The ALS-UK collaboration, in addition to laying the foundation for a new way to utilize soft x-rays, has helped advance the careers of two young researchers. Xiaoqian Chen, now a staff scientist at Brookhaven National Laboratory, was able to relocate to Berkeley for three years as a postdoc while she worked on the project, thanks to EPSCoR funding.
For grad student Justin Woods, the collaboration facilitated the synthesis of samples for the project at Argonne as well as travel from there to Berkeley to perform experiments. As a result of this work, he successfully defended his doctoral thesis and is now continuing on the project as a postdoctoral visiting affiliate at Argonne from the Electrical and Computer Engineering Department at UK.
“Having somebody actually there on site interacting daily with the beamline scientist and other researchers, really gives an additional dimension to the work,” said Hastings. “That’s definitely been a win-win, good for everybody and good for their careers as well.”
“I think this is a pretty straightforward case of what EPSCoR is supposed to do,” said De Long. “We checked a lot of boxes in this project.”
In terms of unique capabilities, the work, which started out on Beamline 12.0.2, was one of the first outside user projects given access to the new COSMIC scattering branch at Beamline 126.96.36.199. “There are really two options for coherent soft x-ray scattering in the U.S.,” said Hastings. “The ALS capability or CSX at Brookhaven, which we’ve also used. At COSMIC, the new photon-counting detectors with high sensitivity made a really big difference.”
Another advantage of working at the ALS is the ability to do photoemission electron microscopy (PEEM) with x-ray magnetic circular dichroism (XMCD) contrast at Beamline 188.8.131.52. The chance to do both PEEM and coherent scattering at the same facility—at almost adjacent beamlines—has been a big asset as well.
The success of this EPSCoR collaboration leaves the UK researchers well positioned to benefit from the ALS Upgrade Project (ALS-U). “EPSCoR gives you the chance to keep your momentum going, and when you really do well, you have a new area of research to exploit, where you’re on the ground floor,” said De Long. “There’s plenty of smart people out there and EPSCoR’s designed to give you an edge—that’s what it’s for.”
The higher coherent flux of the upgraded ALS will allow studies of the dynamics of systems on much shorter timescales. “Right now we can measure changes on millisecond timescales,” said Hastings. “But we know that there are fluctuations and switching in our samples that take place on microsecond or maybe even faster timescales. And so, yes, we can’t wait for the upgrade.”
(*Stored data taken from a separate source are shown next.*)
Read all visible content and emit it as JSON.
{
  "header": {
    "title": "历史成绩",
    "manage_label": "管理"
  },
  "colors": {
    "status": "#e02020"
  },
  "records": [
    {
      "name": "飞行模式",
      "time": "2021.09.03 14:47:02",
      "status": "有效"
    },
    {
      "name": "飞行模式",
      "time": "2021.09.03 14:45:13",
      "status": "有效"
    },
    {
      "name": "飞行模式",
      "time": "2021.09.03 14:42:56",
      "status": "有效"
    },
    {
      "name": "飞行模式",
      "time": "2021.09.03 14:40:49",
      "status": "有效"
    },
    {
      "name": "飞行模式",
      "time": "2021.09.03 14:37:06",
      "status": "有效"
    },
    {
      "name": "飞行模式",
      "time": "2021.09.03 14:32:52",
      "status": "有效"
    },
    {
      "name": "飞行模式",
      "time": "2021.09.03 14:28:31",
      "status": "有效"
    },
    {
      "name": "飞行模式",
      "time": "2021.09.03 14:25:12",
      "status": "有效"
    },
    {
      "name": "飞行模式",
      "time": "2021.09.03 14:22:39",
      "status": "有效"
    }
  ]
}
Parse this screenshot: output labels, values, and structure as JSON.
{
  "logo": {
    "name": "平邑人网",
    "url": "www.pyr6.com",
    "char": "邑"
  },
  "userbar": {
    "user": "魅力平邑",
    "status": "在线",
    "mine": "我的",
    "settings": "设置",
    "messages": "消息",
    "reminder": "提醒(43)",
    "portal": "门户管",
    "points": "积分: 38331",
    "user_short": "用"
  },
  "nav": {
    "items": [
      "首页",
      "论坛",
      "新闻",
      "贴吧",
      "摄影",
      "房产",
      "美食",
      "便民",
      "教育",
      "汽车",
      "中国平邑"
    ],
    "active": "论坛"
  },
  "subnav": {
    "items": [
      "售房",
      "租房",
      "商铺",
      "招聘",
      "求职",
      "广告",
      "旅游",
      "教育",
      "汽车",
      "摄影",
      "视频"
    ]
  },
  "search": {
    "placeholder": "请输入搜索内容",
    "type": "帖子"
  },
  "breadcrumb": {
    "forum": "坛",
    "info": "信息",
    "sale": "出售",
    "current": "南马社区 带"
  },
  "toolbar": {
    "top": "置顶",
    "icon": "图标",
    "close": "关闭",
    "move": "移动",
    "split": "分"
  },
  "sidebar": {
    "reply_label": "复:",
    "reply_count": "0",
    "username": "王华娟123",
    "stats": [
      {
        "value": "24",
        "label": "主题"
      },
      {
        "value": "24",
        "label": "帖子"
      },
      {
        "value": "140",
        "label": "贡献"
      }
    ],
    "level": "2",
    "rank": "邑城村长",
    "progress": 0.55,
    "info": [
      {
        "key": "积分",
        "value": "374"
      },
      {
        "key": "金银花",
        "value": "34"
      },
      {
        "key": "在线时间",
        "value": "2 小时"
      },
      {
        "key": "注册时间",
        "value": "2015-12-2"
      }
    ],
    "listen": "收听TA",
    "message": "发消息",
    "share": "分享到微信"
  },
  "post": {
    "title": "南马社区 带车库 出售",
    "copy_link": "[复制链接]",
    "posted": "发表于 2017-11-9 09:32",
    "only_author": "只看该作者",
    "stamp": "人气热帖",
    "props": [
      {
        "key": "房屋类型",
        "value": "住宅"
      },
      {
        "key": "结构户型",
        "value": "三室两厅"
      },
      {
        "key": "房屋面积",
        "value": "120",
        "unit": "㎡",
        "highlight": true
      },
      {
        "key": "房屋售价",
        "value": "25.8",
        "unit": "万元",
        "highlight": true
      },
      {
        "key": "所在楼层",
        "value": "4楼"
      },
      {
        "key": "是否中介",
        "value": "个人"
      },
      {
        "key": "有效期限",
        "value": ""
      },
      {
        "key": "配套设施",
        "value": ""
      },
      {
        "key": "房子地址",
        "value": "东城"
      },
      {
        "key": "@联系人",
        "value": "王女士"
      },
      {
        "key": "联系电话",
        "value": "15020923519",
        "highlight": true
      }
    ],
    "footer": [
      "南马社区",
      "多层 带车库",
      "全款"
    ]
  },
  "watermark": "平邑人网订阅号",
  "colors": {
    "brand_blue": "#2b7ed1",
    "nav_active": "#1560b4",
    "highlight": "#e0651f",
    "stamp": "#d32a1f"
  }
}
In addition to seeding a strong collaboration between Berkeley Lab, Kentucky, and other national labs, the EPSCoR partnership has also led to a pending proposal for a much larger DOE EPSCoR Implementation Grant, for a Kentucky Acquisition and Computational Data Center.
“The goal is to set up a center that would be supportive of unique, high-speed data acquisition systems for both x-ray scattering and nuclear high-energy experiments,” said Hastings, who is a co-investigator on the proposal. “It would never have happened if we hadn’t done the work on COSMIC and Beamline 12.”
“We as national lab partner did what we were supposed to do,” said Roy. “That is, help an EPSCOR state institute and in the process delivered on the DOE mission. To me it is a great success story and I feel proud to deliver on that mission.”